Sem querer bater bumbo, porque não somos disso, mas é importante lembrar que nosso colunista Américo Teixeira Jr. cravou em 17 de dezembro que o brasileiro estava fora dos planos da Force India. E no dia em que a Caterham fechou com Giedo van der Garde, Américo afirmou com todas as letras que suas chances de ficar na F-1 haviam se esgotado.

Nunca acho que o jornalista é mais importante que a notícia, mas faço essas observações por uma razão simples. Não, não é para dizer que nós somos os fodões do bairro Peixoto, que o Grande Prêmio é o melhor site do mundo e que o Américo tem arrebentado com informações exclusivas há muito tempo. Isso tudo é verdade, somos os fodões do bairro Peixoto e de outros bairros, temos o melhor site do mundo e o Américo é um tipo raríssimo de jornalista — conhece o assunto que cobre, é bem informado e tem fontes confiáveis, que eu nem seu quais são; mas confio no colunista, e isso basta para que banquemos as notícias que ele tem para dar.

O motivo, porém, é outro. Quando noticiamos que um piloto brasileiro tem poucas chances aqui, nenhuma ali, está quase fora, pode ser substituído etc e tal, parte do público que nos segue sai atirando impropérios em nossa direção, que podem ser resumidos numa frase-padrão (editada, sem os xingamentos): “Vocês não apoiam os pilotos brasileiros e torcem contra! Vocês não são patriotas!”.
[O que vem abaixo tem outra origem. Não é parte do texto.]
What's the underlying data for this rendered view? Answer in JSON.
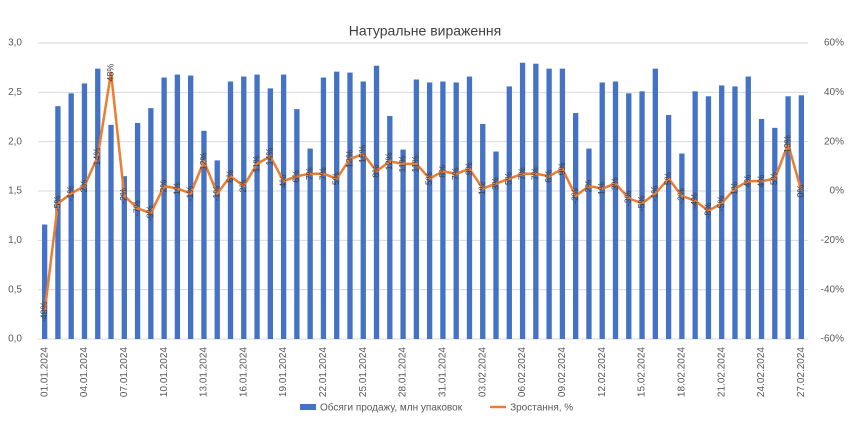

No fundo, é verdade. Não apoiamos os brasileiros, nem os tailandeses, nem os vietnamitas. E se alguém ainda é tonto o bastante para misturar patriotismo com esporte e informação esportiva, que vá se tratar. Nós simplesmente não torcemos para ninguém e temos obrigações com uma única figura estelar e soberana: aquele que nos lê, ou ouve, ou assiste na TV. Ponto final. Quando quero me comportar como torcedor, vou para a arquibancada ver a Portuguesa. Há quem diga que devemos apoiar, ajudar, bajular, elogiar pilotos brasileiros porque dependemos deles, sem brasileiros vencendo o interesse pela F-1 se esvai, perdemos público e vamos à falência.
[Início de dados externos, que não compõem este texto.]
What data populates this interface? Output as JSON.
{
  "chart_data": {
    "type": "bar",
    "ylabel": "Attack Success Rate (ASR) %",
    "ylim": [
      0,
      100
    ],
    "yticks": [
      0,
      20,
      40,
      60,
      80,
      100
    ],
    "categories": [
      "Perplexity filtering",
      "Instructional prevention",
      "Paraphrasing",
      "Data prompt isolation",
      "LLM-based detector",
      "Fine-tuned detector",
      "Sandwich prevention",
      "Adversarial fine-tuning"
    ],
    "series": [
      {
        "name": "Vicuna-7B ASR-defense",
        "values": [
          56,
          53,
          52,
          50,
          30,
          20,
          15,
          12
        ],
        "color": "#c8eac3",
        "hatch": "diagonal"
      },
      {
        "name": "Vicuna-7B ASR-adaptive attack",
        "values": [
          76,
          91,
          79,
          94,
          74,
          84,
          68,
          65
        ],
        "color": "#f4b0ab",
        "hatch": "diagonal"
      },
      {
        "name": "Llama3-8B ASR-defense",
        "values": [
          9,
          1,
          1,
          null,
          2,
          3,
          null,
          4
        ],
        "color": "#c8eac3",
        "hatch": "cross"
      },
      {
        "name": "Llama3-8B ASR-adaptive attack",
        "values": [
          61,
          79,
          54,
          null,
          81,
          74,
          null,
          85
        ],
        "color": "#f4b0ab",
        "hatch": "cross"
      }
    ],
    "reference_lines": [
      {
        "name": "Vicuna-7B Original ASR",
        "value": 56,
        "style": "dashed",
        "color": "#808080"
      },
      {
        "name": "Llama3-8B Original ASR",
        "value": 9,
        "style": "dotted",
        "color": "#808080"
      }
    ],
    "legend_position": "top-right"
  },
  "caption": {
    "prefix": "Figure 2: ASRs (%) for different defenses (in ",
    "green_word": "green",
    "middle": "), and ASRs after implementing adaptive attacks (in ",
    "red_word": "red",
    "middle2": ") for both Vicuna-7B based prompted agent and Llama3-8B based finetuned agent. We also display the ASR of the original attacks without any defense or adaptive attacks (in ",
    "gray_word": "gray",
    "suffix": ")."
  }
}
Pode ser que para alguns jornalistas e para algumas mídias funcione assim. Aqui, não. Primeiro, porque temos alguns princípios pétreos, e o maior deles é: aquilo que sabemos, publicamos. Depois, acredito sinceramente que o público que se pauta pelo ufanismo e que se guia pelos arroubos nacionalistas que contaminam a imprensa esportiva não nos interessa. Dispenso. Porque acredito, também sinceramente, que existe um público mais crítico, sensato, que gosta de ser informado, não enganado. E que gosta de automobilismo de verdade, sejam os protagonistas brasileiros ou incas venusianos.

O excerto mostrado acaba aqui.